L'ultimo numero della rivista Energia (v. Staffetta 26/03) solleva un tema solitamente quasi intoccabile: la scadenza nel 2030 delle concessioni per la distribuzione elettrica, di cui il Dlgs Bersani del 1999 prevede la messa a gara. Proprio in questi giorni è in Parlamento l'ennesimo tentativo di superare (o solo di darne l'impressione) ostacoli che da anni bloccano quelle per il gas, previste da norme del 2000. In generale, nell'energia le gare hanno avuto spesso scarsa fortuna e prima di tuffarsi in una nuova disputa sarebbe forse il caso di domandarsi il perché di questa debacle.
Tra le numerose ragioni possibili per cui, di fatto, in questi anni le gare sono state più una chimera che una realtà, qui ne vogliamo azzardare una: che il legislatore e i governi, sempre pronti concordare in principio con l'Antitrust sul loro essere la via migliore (o la peggiore, con l'esclusione di tutte le altre), non hanno però mai mostrato di prenderle abbastanza sul serio da preoccuparsi che funzionino davvero. Ad esempio gestendo in anticipo e in modo credibile una serie di (pur prevedibilissime) conseguenze sullo status quo ex ante.
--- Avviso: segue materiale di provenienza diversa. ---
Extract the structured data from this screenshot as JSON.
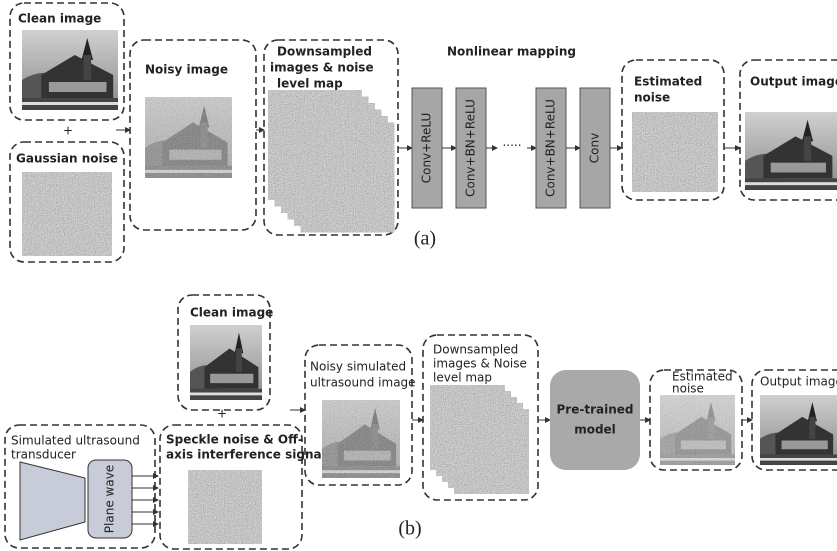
{
  "part_a": {
    "clean_image": "Clean image",
    "plus": "+",
    "gaussian_noise": "Gaussian noise",
    "noisy_image": "Noisy image",
    "downsampled": [
      "Downsampled",
      "images & noise",
      "level map"
    ],
    "mapping_title": "Nonlinear mapping",
    "layers": [
      "Conv+ReLU",
      "Conv+BN+ReLU",
      "Conv+BN+ReLU",
      "Conv"
    ],
    "ellipsis": "·····",
    "estimated_noise": [
      "Estimated",
      "noise"
    ],
    "output_image": "Output image",
    "label": "(a)"
  },
  "part_b": {
    "clean_image": "Clean image",
    "plus": "+",
    "transducer": [
      "Simulated ultrasound",
      "transducer"
    ],
    "plane_wave": "Plane wave",
    "speckle_noise": [
      "Speckle noise & Off-",
      "axis interference signals"
    ],
    "noisy_simulated": [
      "Noisy simulated",
      "ultrasound  image"
    ],
    "downsampled": [
      "Downsampled",
      "images & Noise",
      "level map"
    ],
    "model": [
      "Pre-trained",
      "model"
    ],
    "estimated_noise": [
      "Estimated",
      "noise"
    ],
    "output_image": "Output image",
    "label": "(b)"
  }
}
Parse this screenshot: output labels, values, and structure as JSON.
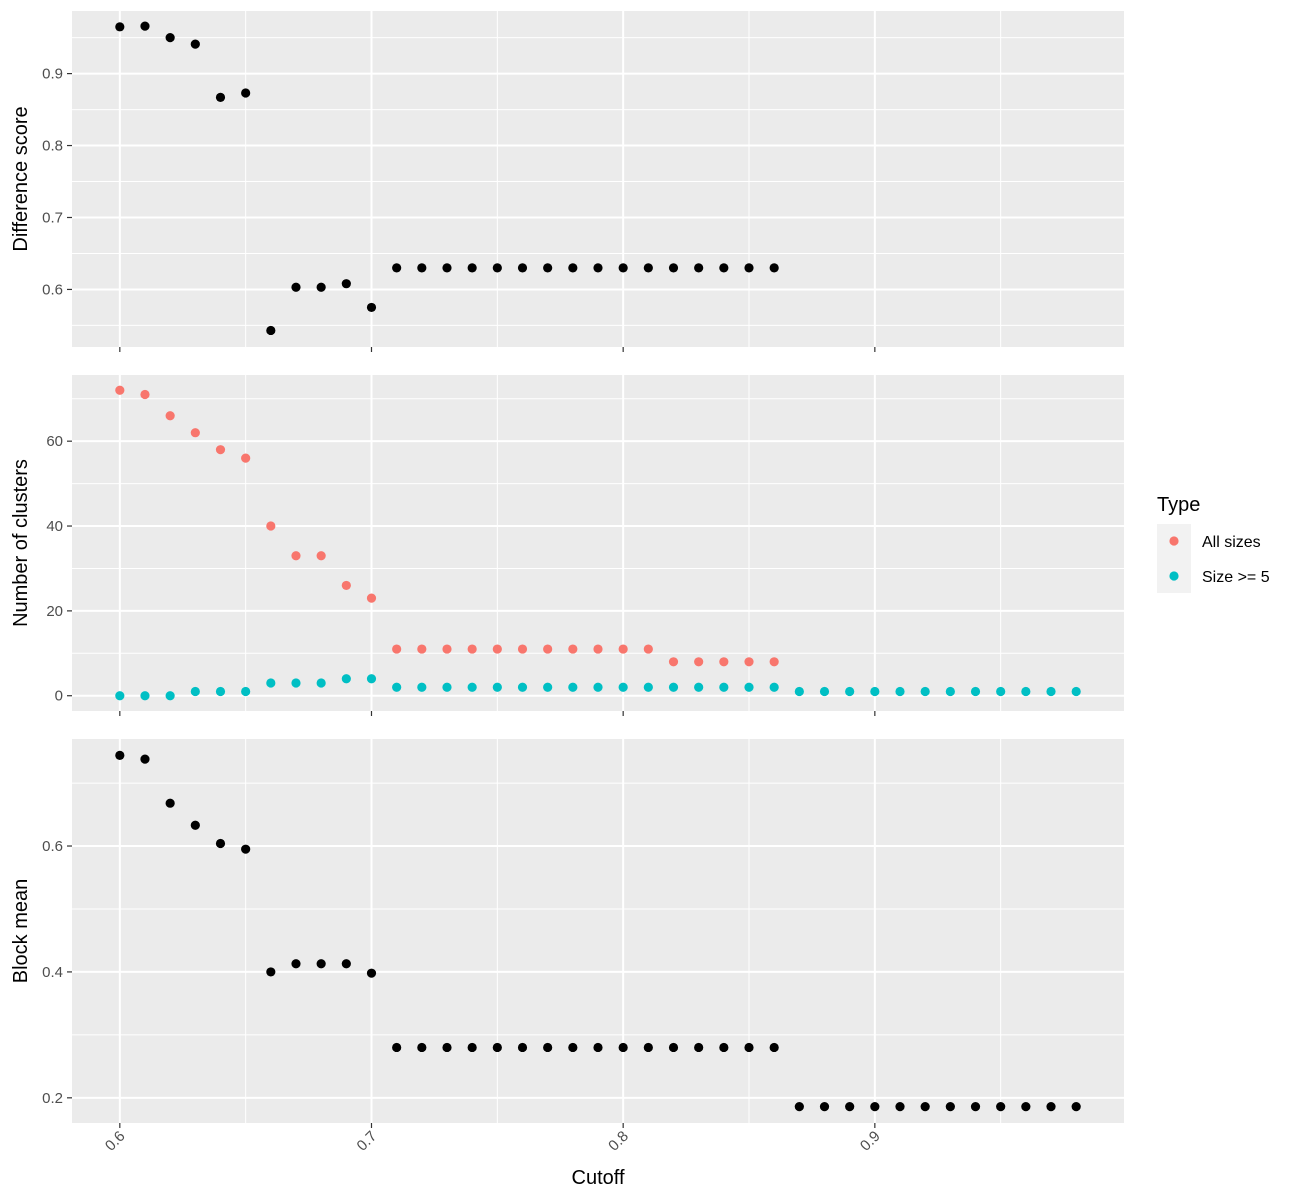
{
  "chart_data": [
    {
      "type": "scatter",
      "ylabel": "Difference score",
      "ylim": [
        0.52,
        0.987
      ],
      "yticks": [
        0.6,
        0.7,
        0.8,
        0.9
      ],
      "ytick_labels": [
        "0.6",
        "0.7",
        "0.8",
        "0.9"
      ],
      "grid": true,
      "series": [
        {
          "color": "#000000",
          "x": [
            0.6,
            0.61,
            0.62,
            0.63,
            0.64,
            0.65,
            0.66,
            0.67,
            0.68,
            0.69,
            0.7,
            0.71,
            0.72,
            0.73,
            0.74,
            0.75,
            0.76,
            0.77,
            0.78,
            0.79,
            0.8,
            0.81,
            0.82,
            0.83,
            0.84,
            0.85,
            0.86
          ],
          "y": [
            0.965,
            0.966,
            0.95,
            0.941,
            0.867,
            0.873,
            0.543,
            0.603,
            0.603,
            0.608,
            0.575,
            0.63,
            0.63,
            0.63,
            0.63,
            0.63,
            0.63,
            0.63,
            0.63,
            0.63,
            0.63,
            0.63,
            0.63,
            0.63,
            0.63,
            0.63,
            0.63
          ]
        }
      ]
    },
    {
      "type": "scatter",
      "ylabel": "Number of clusters",
      "ylim": [
        -3.6,
        75.6
      ],
      "yticks": [
        0,
        20,
        40,
        60
      ],
      "ytick_labels": [
        "0",
        "20",
        "40",
        "60"
      ],
      "grid": true,
      "legend": {
        "title": "Type",
        "position": "right"
      },
      "series": [
        {
          "name": "All sizes",
          "color": "#F8766D",
          "x": [
            0.6,
            0.61,
            0.62,
            0.63,
            0.64,
            0.65,
            0.66,
            0.67,
            0.68,
            0.69,
            0.7,
            0.71,
            0.72,
            0.73,
            0.74,
            0.75,
            0.76,
            0.77,
            0.78,
            0.79,
            0.8,
            0.81,
            0.82,
            0.83,
            0.84,
            0.85,
            0.86
          ],
          "y": [
            72,
            71,
            66,
            62,
            58,
            56,
            40,
            33,
            33,
            26,
            23,
            11,
            11,
            11,
            11,
            11,
            11,
            11,
            11,
            11,
            11,
            11,
            8,
            8,
            8,
            8,
            8
          ]
        },
        {
          "name": "Size >= 5",
          "color": "#00BFC4",
          "x": [
            0.6,
            0.61,
            0.62,
            0.63,
            0.64,
            0.65,
            0.66,
            0.67,
            0.68,
            0.69,
            0.7,
            0.71,
            0.72,
            0.73,
            0.74,
            0.75,
            0.76,
            0.77,
            0.78,
            0.79,
            0.8,
            0.81,
            0.82,
            0.83,
            0.84,
            0.85,
            0.86,
            0.87,
            0.88,
            0.89,
            0.9,
            0.91,
            0.92,
            0.93,
            0.94,
            0.95,
            0.96,
            0.97,
            0.98
          ],
          "y": [
            0,
            0,
            0,
            1,
            1,
            1,
            3,
            3,
            3,
            4,
            4,
            2,
            2,
            2,
            2,
            2,
            2,
            2,
            2,
            2,
            2,
            2,
            2,
            2,
            2,
            2,
            2,
            1,
            1,
            1,
            1,
            1,
            1,
            1,
            1,
            1,
            1,
            1,
            1
          ]
        }
      ]
    },
    {
      "type": "scatter",
      "xlabel": "Cutoff",
      "ylabel": "Block mean",
      "xlim": [
        0.581,
        0.999
      ],
      "xticks": [
        0.6,
        0.7,
        0.8,
        0.9
      ],
      "xtick_labels": [
        "0.6",
        "0.7",
        "0.8",
        "0.9"
      ],
      "ylim": [
        0.16,
        0.77
      ],
      "yticks": [
        0.2,
        0.4,
        0.6
      ],
      "ytick_labels": [
        "0.2",
        "0.4",
        "0.6"
      ],
      "grid": true,
      "series": [
        {
          "color": "#000000",
          "x": [
            0.6,
            0.61,
            0.62,
            0.63,
            0.64,
            0.65,
            0.66,
            0.67,
            0.68,
            0.69,
            0.7,
            0.71,
            0.72,
            0.73,
            0.74,
            0.75,
            0.76,
            0.77,
            0.78,
            0.79,
            0.8,
            0.81,
            0.82,
            0.83,
            0.84,
            0.85,
            0.86,
            0.87,
            0.88,
            0.89,
            0.9,
            0.91,
            0.92,
            0.93,
            0.94,
            0.95,
            0.96,
            0.97,
            0.98
          ],
          "y": [
            0.744,
            0.738,
            0.668,
            0.633,
            0.604,
            0.595,
            0.4,
            0.413,
            0.413,
            0.413,
            0.398,
            0.28,
            0.28,
            0.28,
            0.28,
            0.28,
            0.28,
            0.28,
            0.28,
            0.28,
            0.28,
            0.28,
            0.28,
            0.28,
            0.28,
            0.28,
            0.28,
            0.186,
            0.186,
            0.186,
            0.186,
            0.186,
            0.186,
            0.186,
            0.186,
            0.186,
            0.186,
            0.186,
            0.186
          ]
        }
      ]
    }
  ]
}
Una disattenzione a conseguenze collaterali – ma decisive – di questi colossali passaggi di consegne tra portatori di interessi è ad esempio tra le maggiori cause della paralisi delle gare gas, per l'insufficiente attenzione prestata ai diritti di Comuni e gestori uscenti; o di quelle idroelettriche, che dieci anni fa il governo di turno ha lanciato avventatamente sul tavolo, rinviando però di chiarire aspetti chiave sui riscatti e sul loro stesso oggetto (e intanto incassando un'infrazione UE).
Lo stesso disinteresse o leggerezza, si potrebbe aggiungere, offrono oggi a Enel l'opportunità di liberarsi per via giudiziaria dalla seccatura delle gare per l'assegnazione dei clienti dell'ex (?) maggior tutela elettrica: potenzialmente sopprimendo lo schema nella culla, perché nessuno di chi lo ha scritto (e di chi lo ha auspicato) ha ritenuto essenziale preoccuparsi di stranded cost e clausole sociali, che ora l'azienda può far valere al Tar, mentre su un altro fronte incassa presumibilmente il sostegno dei sindacati.
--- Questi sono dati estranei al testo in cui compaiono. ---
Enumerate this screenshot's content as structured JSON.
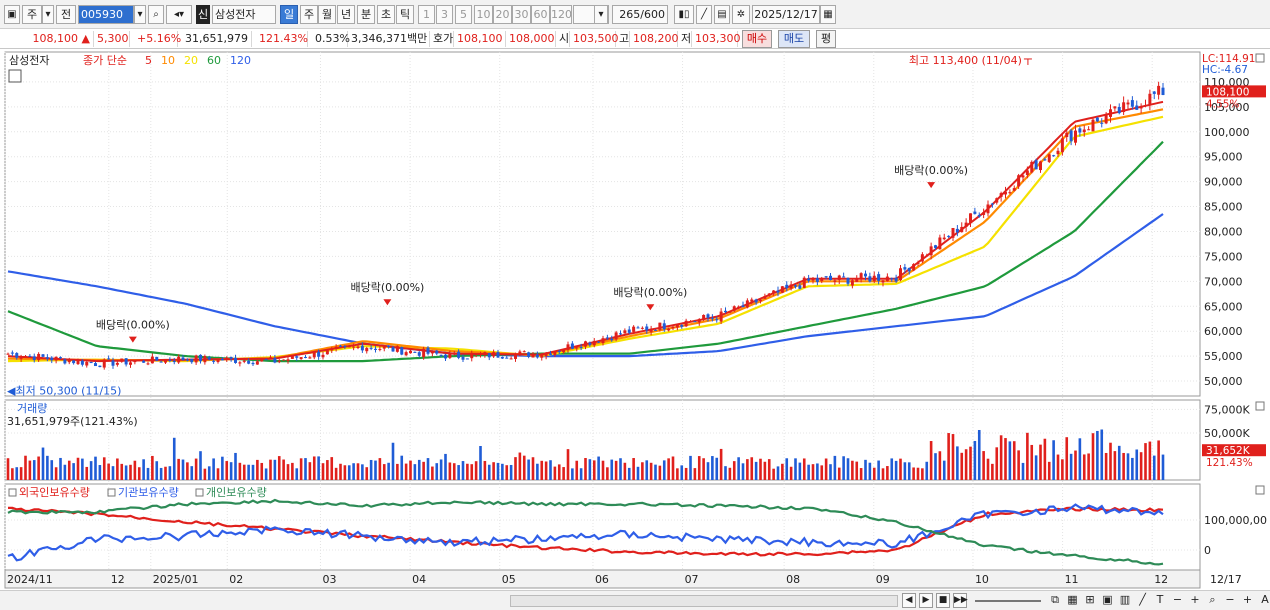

Sulla distribuzione, la complessità della partita che si profila è enorme. Proprio questa mattina ce lo ha ricordato da ultima una sentenza del Consiglio di Stato sul caso di Sanremo, dove il concessionario locale per legge (Amaie) ha impiegato più di dieci anni solo per entrare in possesso di una porzione di rete Enel da poche migliaia di utenze. Si può solo immaginare cosa significherà considerare adeguatamente le implicazioni patrimoniali, finanziarie, occupazionali, regolatorie del mettere a gara un'infrastruttura da decine di milioni di punti serviti, per di più per l'80% della sola Enel. Senza contare che la transizione energetica, come visto, induce le grandi utility a legare ancor più il proprio business alle reti di quanto non abbiano fatto finora.
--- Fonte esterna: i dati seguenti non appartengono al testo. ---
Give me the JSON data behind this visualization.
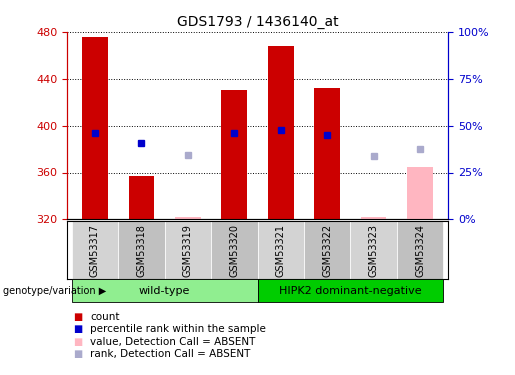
{
  "title": "GDS1793 / 1436140_at",
  "samples": [
    "GSM53317",
    "GSM53318",
    "GSM53319",
    "GSM53320",
    "GSM53321",
    "GSM53322",
    "GSM53323",
    "GSM53324"
  ],
  "ylim": [
    320,
    480
  ],
  "yticks": [
    320,
    360,
    400,
    440,
    480
  ],
  "y2lim": [
    0,
    100
  ],
  "y2ticks": [
    0,
    25,
    50,
    75,
    100
  ],
  "y2ticklabels": [
    "0%",
    "25%",
    "50%",
    "75%",
    "100%"
  ],
  "bar_bottom": 320,
  "bar_tops_red": [
    476,
    357,
    null,
    430,
    468,
    432,
    null,
    null
  ],
  "bar_tops_pink": [
    null,
    null,
    322,
    null,
    null,
    null,
    322,
    365
  ],
  "dots_blue": [
    394,
    385,
    null,
    394,
    396,
    392,
    null,
    null
  ],
  "dots_lightblue": [
    null,
    null,
    375,
    null,
    null,
    null,
    374,
    380
  ],
  "groups": [
    {
      "label": "wild-type",
      "start": 0,
      "end": 3,
      "color": "#90EE90"
    },
    {
      "label": "HIPK2 dominant-negative",
      "start": 4,
      "end": 7,
      "color": "#00CC00"
    }
  ],
  "group_label_prefix": "genotype/variation",
  "legend_items": [
    {
      "color": "#CC0000",
      "label": "count"
    },
    {
      "color": "#0000CC",
      "label": "percentile rank within the sample"
    },
    {
      "color": "#FFB6C1",
      "label": "value, Detection Call = ABSENT"
    },
    {
      "color": "#AAAACC",
      "label": "rank, Detection Call = ABSENT"
    }
  ],
  "bar_color_red": "#CC0000",
  "bar_color_pink": "#FFB6C1",
  "dot_color_blue": "#0000CC",
  "dot_color_lightblue": "#AAAACC",
  "left_axis_color": "#CC0000",
  "right_axis_color": "#0000CC",
  "bar_width": 0.55,
  "col_colors": [
    "#D3D3D3",
    "#C0C0C0"
  ]
}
Se si vuole che il meccanismo funzioni, tutte queste dimensioni andranno però affrontate, senza dimenticare le implicazioni concorrenziali e cominciando adesso (dieci anni passano presto per queste cose) o tutto resterà sulla carta. Se invece l'approccio sarà lo stesso visto negli altri casi, per i gestori attuali come Enel, A2A o Acea, funzionerà meglio di una proroga trentennale: possono dormire sonni tranquilli.